I don't live in your area, can I still get one of your puppies?
Yes! We have transported many puppies--everywhere from New York to Seattle to Texas to Puerto Rico.  We have  fantastic flight nannies that can hand deliver your puppy to you at the airport. Depending on your location ground transportation is usually $500-600 and flight nanny transport is $600-$1000. When using a flight nanny we will need to transport your puppy to the Boise airport.  Our transportation fee to the Boise air port is $125 in addition to the flight nanny fee.  If you want to fly here we can transport to the airport for you for $125.  The nearest airport  is Boise, ID about 2 hours away. We generally like to have puppies go home at about 8 weeks.

When is your next litter of puppies?
See our upcoming litters page.​ We will post what dog we have expected to go into heat and when they are expected to cycle as well as with whom we would like to breed them. Mother Nature is in charge and can sometimes be unpredictable.  If we have not posted an "Upcoming litter" on our home page then we don't know if our girl is pregnant.  Please see our home page for news of litters that are on their way.

What is an English Golden Retriever?
The basic difference between an American Golden Retriever and an English Golden Retriever is the official breed standard that all reputable breeders strive to achieve.  There are two main standards for pure bred dogs. The United States and Canada use the AKC (American Kennel Club) standards while the rest of the world uses the KC (The Kennel Club) standards.  

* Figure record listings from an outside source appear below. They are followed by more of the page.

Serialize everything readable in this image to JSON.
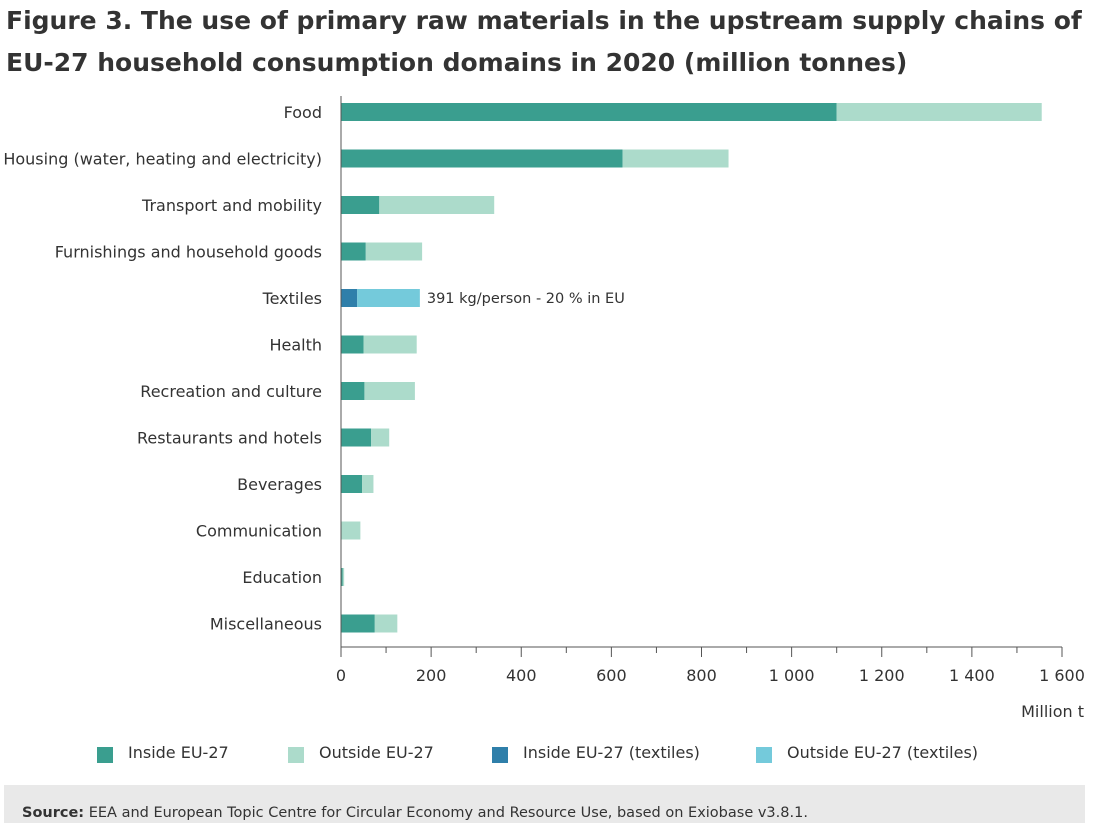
{
  "title": "Figure 3. The use of primary raw materials in the upstream supply chains of EU-27 household consumption domains in 2020 (million tonnes)",
  "colors": {
    "inside": "#3a9e8f",
    "outside": "#acdbcb",
    "inside_textiles": "#2f7faa",
    "outside_textiles": "#74cadb",
    "axis": "#555555",
    "text": "#333333"
  },
  "legend": [
    {
      "label": "Inside EU-27",
      "color_key": "inside"
    },
    {
      "label": "Outside EU-27",
      "color_key": "outside"
    },
    {
      "label": "Inside EU-27 (textiles)",
      "color_key": "inside_textiles"
    },
    {
      "label": "Outside EU-27 (textiles)",
      "color_key": "outside_textiles"
    }
  ],
  "source": {
    "prefix": "Source:",
    "text": " EEA and European Topic Centre for Circular Economy and Resource Use, based on Exiobase v3.8.1."
  },
  "chart_data": {
    "type": "bar",
    "orientation": "horizontal",
    "stacked": true,
    "categories": [
      "Food",
      "Housing (water, heating and electricity)",
      "Transport and mobility",
      "Furnishings and household goods",
      "Textiles",
      "Health",
      "Recreation and culture",
      "Restaurants and hotels",
      "Beverages",
      "Communication",
      "Education",
      "Miscellaneous"
    ],
    "series": [
      {
        "name": "Inside EU-27",
        "values": [
          1100,
          625,
          85,
          55,
          0,
          50,
          52,
          67,
          47,
          0,
          4,
          75
        ]
      },
      {
        "name": "Outside EU-27",
        "values": [
          455,
          235,
          255,
          125,
          0,
          118,
          112,
          40,
          25,
          43,
          3,
          50
        ]
      },
      {
        "name": "Inside EU-27 (textiles)",
        "values": [
          0,
          0,
          0,
          0,
          36,
          0,
          0,
          0,
          0,
          0,
          0,
          0
        ]
      },
      {
        "name": "Outside EU-27 (textiles)",
        "values": [
          0,
          0,
          0,
          0,
          139,
          0,
          0,
          0,
          0,
          0,
          0,
          0
        ]
      }
    ],
    "annotation": {
      "category": "Textiles",
      "text": "391 kg/person - 20 % in EU"
    },
    "xlim": [
      0,
      1600
    ],
    "xticks": [
      0,
      200,
      400,
      600,
      800,
      1000,
      1200,
      1400,
      1600
    ],
    "xtick_labels": [
      "0",
      "200",
      "400",
      "600",
      "800",
      "1 000",
      "1 200",
      "1 400",
      "1 600"
    ],
    "xlabel": "Million t",
    "ylabel": "",
    "grid": false
  }
}
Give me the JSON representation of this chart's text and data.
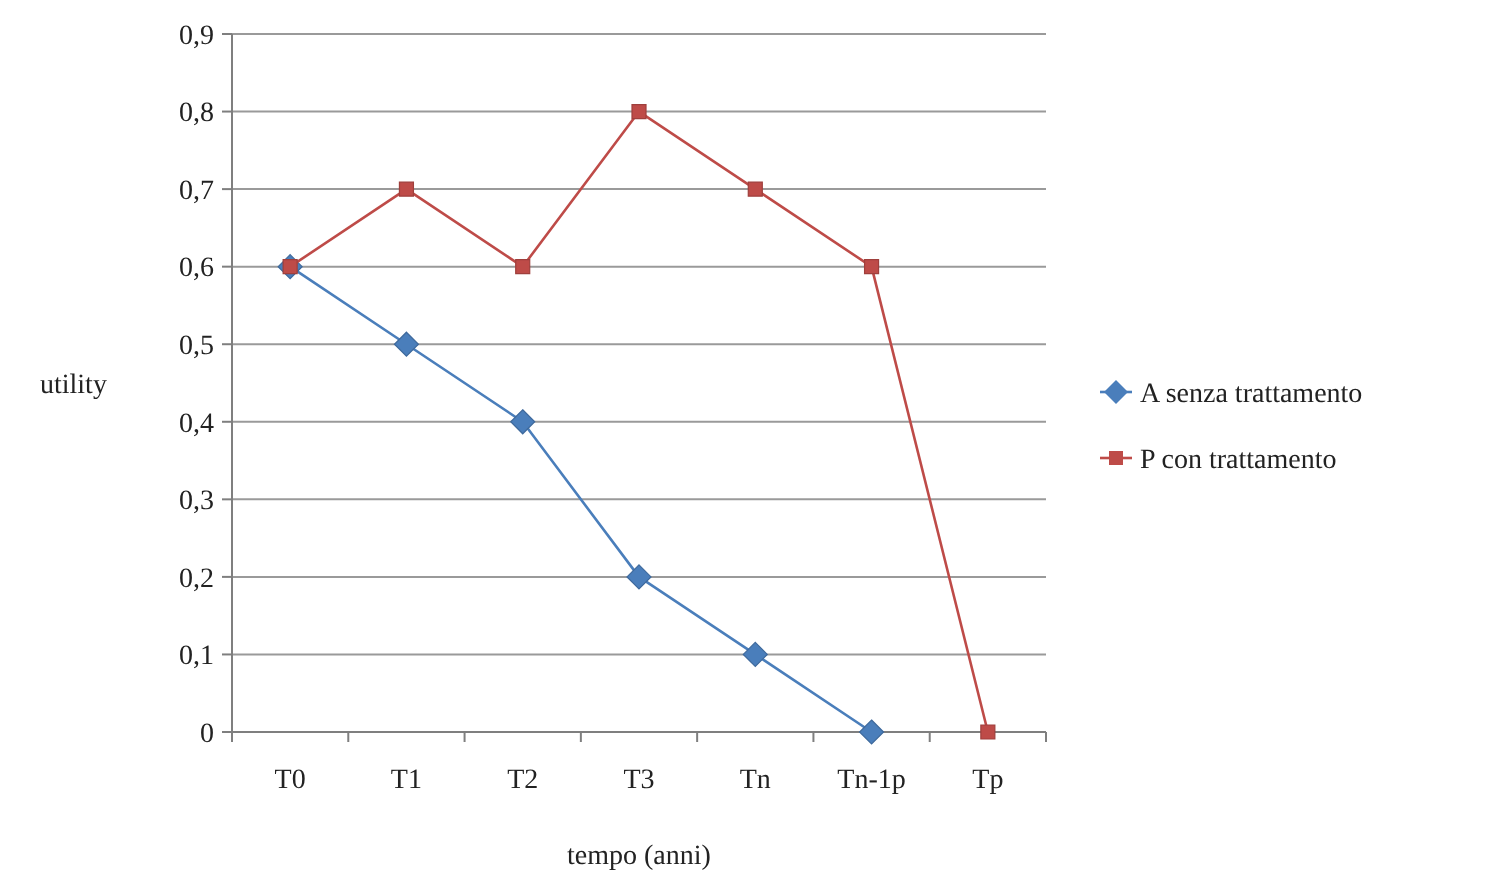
{
  "chart_data": {
    "type": "line",
    "xlabel": "tempo (anni)",
    "ylabel": "utility",
    "categories": [
      "T0",
      "T1",
      "T2",
      "T3",
      "Tn",
      "Tn-1p",
      "Tp"
    ],
    "series": [
      {
        "name": "A senza trattamento",
        "color": "#4a7ebb",
        "marker": "diamond",
        "values": [
          0.6,
          0.5,
          0.4,
          0.2,
          0.1,
          0,
          null
        ]
      },
      {
        "name": "P con trattamento",
        "color": "#be4b48",
        "marker": "square",
        "values": [
          0.6,
          0.7,
          0.6,
          0.8,
          0.7,
          0.6,
          0
        ]
      }
    ],
    "ylim": [
      0,
      0.9
    ],
    "yticks": [
      {
        "value": 0,
        "label": "0"
      },
      {
        "value": 0.1,
        "label": "0,1"
      },
      {
        "value": 0.2,
        "label": "0,2"
      },
      {
        "value": 0.3,
        "label": "0,3"
      },
      {
        "value": 0.4,
        "label": "0,4"
      },
      {
        "value": 0.5,
        "label": "0,5"
      },
      {
        "value": 0.6,
        "label": "0,6"
      },
      {
        "value": 0.7,
        "label": "0,7"
      },
      {
        "value": 0.8,
        "label": "0,8"
      },
      {
        "value": 0.9,
        "label": "0,9"
      }
    ],
    "grid": "y",
    "legend": "right"
  }
}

There are a few notable differences between the AKC and the KC requirements for Golden Retrievers.  Here are a few of the basics: the AKC considers "extremely pale" to be a fault while the KC does not.  A dog bred to the AKC standards will almost never have a white/cream coat. On the opposite end of the color spectrum, the KC considers red or mahogany colored coats to be a fault while the AKC does not.  The AKC standard desires a sloping top line while the KC prefers a straight/level line.  The AKC prefers ears to be above and behind the level of the eyes with the eyes wide set while the KC prefers the ears to  be set at approximate level with the eyes.  In general, the English retrievers have a slightly shorter muzzle and a squared/blocky-looking head.

 

Aside from the beautiful look of the English Goldens, we love their mild, easy going temperament!  

Even more importantly, the health and longevity of the English Goldens can be better than their American counterparts.  American Goldens are known to have a high incidence of cancer and hip displasia while the English Goldens have significantly less occurrence of both disorders. We do use some American retriever lines but we are careful to only use retriever lines that have been thoroughly health and temperament tested. To see pictures and a more in-depth discussion of the differences of the breeds go to RechercheGoldens.com  or summerbrookgoldens.com.